Turns out there are two features of SVG that let us do exactly that. First of all, we can specify custom markers, and later refer to them by an ID.
<marker id="id1" markerHeight="2" markerWidth="2" refX="1" refY="1">
<circle cx="1" cy="1" fill="black" r="1" />
</marker>
Second, the polyline element can optionally draw markers at every vertex of the polyline. If we draw the polyline with no stroke and no fill, all we end up is with the markers.
<polyline fill="none" marker-end="url(#id1)" marker-mid="url(#id1)" marker-start="url(#id1)"
points="2,5 8,22 11,26 9,46 8,45 2,70 ... and so on" stroke="none" />
Here's the code:
def group_by_radius(spots):
radii = set([r for _,r in spots])
groups = {r: [] for r in radii}
for c, r in spots:
groups[r].append(c)
return groups
def render_svg_v2(height, width, spots):
dwg = svgwrite.Drawing(profile='full', size=(width, height))
by_radius = group_by_radius(spots)
dwg_grp = dwg.add(dwg.g(stroke='none', fill='none'))
for r, centers in by_radius.items():
dwg_marker = dwg.marker(id=f'r{r}', insert=(r, r), size=(2*r, 2*r))
dwg_marker.add(dwg.circle((r, r), r=r))
dwg.defs.add(dwg_marker)
dwg_line = dwg_grp.add(dwg.polyline(centers))
dwg_line.set_markers((dwg_marker, dwg_marker, dwg_marker))
return dwg.tostring()
The output SVG still looks the same, but now the filesize at DPI of 1000 is down to 1248852 bytes.
With high enough DPI, a lot of the coordinates will be 3, 4 or even 5 digits. If we bin the coordinates into tiles of 100 or 1000 pixels, we can then take advantage of the use element, which lets us apply an offset to the referenced object.

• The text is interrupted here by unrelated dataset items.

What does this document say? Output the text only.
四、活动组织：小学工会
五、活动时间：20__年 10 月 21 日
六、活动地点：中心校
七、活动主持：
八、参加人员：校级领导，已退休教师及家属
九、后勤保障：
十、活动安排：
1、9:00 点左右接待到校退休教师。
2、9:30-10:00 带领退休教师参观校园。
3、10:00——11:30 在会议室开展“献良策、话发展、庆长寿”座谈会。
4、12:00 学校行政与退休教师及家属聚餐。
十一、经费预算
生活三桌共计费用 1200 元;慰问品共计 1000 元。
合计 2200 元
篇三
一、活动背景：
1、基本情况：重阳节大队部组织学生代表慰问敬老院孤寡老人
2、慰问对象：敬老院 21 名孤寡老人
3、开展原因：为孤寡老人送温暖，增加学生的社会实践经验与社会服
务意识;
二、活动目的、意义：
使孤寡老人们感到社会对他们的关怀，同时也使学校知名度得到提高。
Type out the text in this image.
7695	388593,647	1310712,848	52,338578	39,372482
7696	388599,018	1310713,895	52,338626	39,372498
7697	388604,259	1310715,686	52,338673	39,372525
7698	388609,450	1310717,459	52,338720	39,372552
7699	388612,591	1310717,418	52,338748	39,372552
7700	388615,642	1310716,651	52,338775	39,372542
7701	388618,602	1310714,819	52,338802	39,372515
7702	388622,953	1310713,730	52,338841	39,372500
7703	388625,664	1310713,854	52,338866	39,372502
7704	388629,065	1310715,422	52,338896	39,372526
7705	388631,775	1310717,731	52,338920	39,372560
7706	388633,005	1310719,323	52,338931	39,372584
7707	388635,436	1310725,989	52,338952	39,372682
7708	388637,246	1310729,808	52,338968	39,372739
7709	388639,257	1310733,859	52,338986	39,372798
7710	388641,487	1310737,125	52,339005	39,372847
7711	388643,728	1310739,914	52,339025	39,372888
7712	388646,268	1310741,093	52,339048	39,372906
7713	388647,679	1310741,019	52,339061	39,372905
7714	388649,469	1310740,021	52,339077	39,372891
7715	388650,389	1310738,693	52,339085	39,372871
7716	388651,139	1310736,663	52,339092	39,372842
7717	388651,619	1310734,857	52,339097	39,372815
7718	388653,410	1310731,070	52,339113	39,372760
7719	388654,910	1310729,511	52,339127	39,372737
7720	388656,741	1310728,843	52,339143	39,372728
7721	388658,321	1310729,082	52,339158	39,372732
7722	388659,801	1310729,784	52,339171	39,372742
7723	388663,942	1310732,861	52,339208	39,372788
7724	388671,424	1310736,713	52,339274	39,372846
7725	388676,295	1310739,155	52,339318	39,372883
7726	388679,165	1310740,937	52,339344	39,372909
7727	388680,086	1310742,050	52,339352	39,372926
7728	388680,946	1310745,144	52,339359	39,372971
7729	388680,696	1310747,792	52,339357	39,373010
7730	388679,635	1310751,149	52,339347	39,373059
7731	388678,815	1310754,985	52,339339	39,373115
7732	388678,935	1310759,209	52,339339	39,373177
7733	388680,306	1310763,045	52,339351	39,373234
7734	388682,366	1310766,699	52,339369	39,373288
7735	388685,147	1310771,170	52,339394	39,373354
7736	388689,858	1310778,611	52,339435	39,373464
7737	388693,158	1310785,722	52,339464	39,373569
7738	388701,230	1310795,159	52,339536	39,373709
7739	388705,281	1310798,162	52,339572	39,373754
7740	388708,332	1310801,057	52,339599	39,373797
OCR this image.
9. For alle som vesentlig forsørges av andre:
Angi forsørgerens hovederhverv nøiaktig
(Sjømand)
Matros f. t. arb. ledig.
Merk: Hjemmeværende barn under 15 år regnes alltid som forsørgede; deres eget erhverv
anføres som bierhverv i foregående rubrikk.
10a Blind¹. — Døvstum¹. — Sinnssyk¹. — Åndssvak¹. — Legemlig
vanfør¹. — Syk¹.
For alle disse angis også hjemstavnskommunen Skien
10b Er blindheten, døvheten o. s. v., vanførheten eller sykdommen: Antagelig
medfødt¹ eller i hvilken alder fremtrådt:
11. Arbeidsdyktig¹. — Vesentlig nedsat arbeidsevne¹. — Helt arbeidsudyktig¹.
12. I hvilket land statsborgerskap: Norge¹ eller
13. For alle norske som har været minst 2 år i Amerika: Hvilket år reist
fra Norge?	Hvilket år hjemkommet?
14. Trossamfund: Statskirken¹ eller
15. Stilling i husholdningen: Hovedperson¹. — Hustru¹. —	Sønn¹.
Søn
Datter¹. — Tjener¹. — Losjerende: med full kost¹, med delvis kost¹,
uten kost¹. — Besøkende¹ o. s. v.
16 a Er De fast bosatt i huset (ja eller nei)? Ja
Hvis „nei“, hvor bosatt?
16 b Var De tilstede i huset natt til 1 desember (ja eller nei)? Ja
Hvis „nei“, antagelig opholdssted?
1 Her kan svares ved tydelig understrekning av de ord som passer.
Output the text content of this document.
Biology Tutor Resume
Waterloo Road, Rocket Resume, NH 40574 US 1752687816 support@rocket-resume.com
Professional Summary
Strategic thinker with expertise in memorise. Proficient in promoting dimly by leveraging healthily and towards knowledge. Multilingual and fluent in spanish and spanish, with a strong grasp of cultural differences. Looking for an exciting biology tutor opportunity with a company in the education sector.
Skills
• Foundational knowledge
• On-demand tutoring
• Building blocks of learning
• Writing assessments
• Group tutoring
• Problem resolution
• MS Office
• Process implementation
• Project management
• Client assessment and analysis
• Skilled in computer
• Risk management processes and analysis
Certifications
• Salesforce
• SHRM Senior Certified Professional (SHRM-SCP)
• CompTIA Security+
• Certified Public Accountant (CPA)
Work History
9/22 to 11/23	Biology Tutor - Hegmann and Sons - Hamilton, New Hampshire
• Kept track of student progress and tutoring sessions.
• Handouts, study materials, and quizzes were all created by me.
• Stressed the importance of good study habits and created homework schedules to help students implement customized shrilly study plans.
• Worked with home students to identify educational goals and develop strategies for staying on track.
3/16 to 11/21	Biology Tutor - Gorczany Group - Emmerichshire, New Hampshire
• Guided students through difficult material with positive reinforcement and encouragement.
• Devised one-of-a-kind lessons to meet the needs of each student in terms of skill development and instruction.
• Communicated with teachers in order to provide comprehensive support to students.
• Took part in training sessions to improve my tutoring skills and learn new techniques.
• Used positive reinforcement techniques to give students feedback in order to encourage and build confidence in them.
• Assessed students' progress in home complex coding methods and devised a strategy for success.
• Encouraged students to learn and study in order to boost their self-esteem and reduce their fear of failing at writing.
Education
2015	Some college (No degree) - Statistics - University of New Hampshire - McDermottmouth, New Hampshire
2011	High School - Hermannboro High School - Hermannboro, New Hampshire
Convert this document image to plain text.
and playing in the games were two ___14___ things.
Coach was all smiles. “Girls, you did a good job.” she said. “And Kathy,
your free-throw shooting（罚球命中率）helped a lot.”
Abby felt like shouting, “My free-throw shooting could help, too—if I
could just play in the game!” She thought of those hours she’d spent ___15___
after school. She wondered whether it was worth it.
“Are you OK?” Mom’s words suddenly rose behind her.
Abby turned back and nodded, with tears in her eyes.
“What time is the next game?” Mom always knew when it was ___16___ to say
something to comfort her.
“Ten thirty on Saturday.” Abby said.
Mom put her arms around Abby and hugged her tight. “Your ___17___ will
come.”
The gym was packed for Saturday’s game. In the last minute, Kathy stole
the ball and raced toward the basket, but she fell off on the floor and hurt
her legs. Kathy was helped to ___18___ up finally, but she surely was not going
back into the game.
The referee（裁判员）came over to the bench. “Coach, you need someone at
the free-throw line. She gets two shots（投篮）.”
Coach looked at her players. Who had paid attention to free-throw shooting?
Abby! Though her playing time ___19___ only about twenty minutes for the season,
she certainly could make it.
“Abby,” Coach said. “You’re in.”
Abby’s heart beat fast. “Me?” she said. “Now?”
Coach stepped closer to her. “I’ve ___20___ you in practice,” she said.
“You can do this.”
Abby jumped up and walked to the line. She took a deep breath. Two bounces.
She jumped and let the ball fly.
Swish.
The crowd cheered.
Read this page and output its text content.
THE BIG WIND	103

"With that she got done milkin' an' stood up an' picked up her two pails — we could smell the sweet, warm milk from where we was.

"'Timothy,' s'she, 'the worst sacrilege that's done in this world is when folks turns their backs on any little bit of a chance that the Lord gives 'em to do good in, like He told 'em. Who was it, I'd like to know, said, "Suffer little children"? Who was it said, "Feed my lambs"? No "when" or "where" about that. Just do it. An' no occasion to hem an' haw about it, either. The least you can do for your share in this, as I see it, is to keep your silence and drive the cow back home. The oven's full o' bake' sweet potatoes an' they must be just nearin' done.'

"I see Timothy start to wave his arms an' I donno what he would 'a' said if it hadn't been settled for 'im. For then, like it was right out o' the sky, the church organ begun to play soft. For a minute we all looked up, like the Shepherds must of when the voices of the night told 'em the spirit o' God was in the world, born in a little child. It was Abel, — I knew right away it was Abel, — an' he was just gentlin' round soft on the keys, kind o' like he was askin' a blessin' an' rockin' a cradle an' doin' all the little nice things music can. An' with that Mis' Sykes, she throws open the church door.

Thus, we can limit the polyline coordinates to 2 or 3 digits at the cost of some extra overhead (which is generally worth it).
Here's an initial (clumsy) implementation of that:
def bin_points(points, bin_size):
bins = {}
for x,y in points:
bin = (max(0, x // bin_size), max(0, y // bin_size))
base = (bin[0] * bin_size, bin[1] * bin_size)
offset = (x - base[0], y - base[1])
if base not in bins:
bins[base] = []
bins[base].append(offset)
return bins
def render_svg_v3(height, width, spots, bin_size):
dwg = svgwrite.Drawing(profile='full', size=(width, height))
by_radius = group_by_radius(spots)
dwg_grp = dwg.add(dwg.g(stroke='none', fill='none'))
polyline_counter = 0
for r, centers in by_radius.items():
dwg_marker = dwg.marker(id=f'm{r}', insert=(r, r), size=(2*r, 2*r))
dwg_marker.add(dwg.circle((r, r), r=r, fill='black'))
dwg.defs.add(dwg_marker)
dwg_marker_grp = dwg_grp.add(dwg.g())
marker_iri = dwg_marker.get_funciri()
for kind in ['start','end','mid']:
dwg_marker_grp[f'marker-{kind}'] = marker_iri
bins = bin_points(centers, bin_size)
for base, offsets in bins.items():
dwg_line = dwg.defs.add(dwg.polyline(id=f'p{polyline_counter}', points=offsets))
polyline_counter += 1
dwg_marker_grp.add(dwg.use(dwg_line, insert=base))
return dwg.tostring()
With bin size set to 100, and DPI of 1000, we get to a file size of 875012 bytes, which means about 6.23 bytes per spot. That's not so bad for XML based format. With DPI of 10000 we need bin size of 1000 to make a meaningful improvement, which yields something like 1349325 bytes (~9.6B/spot).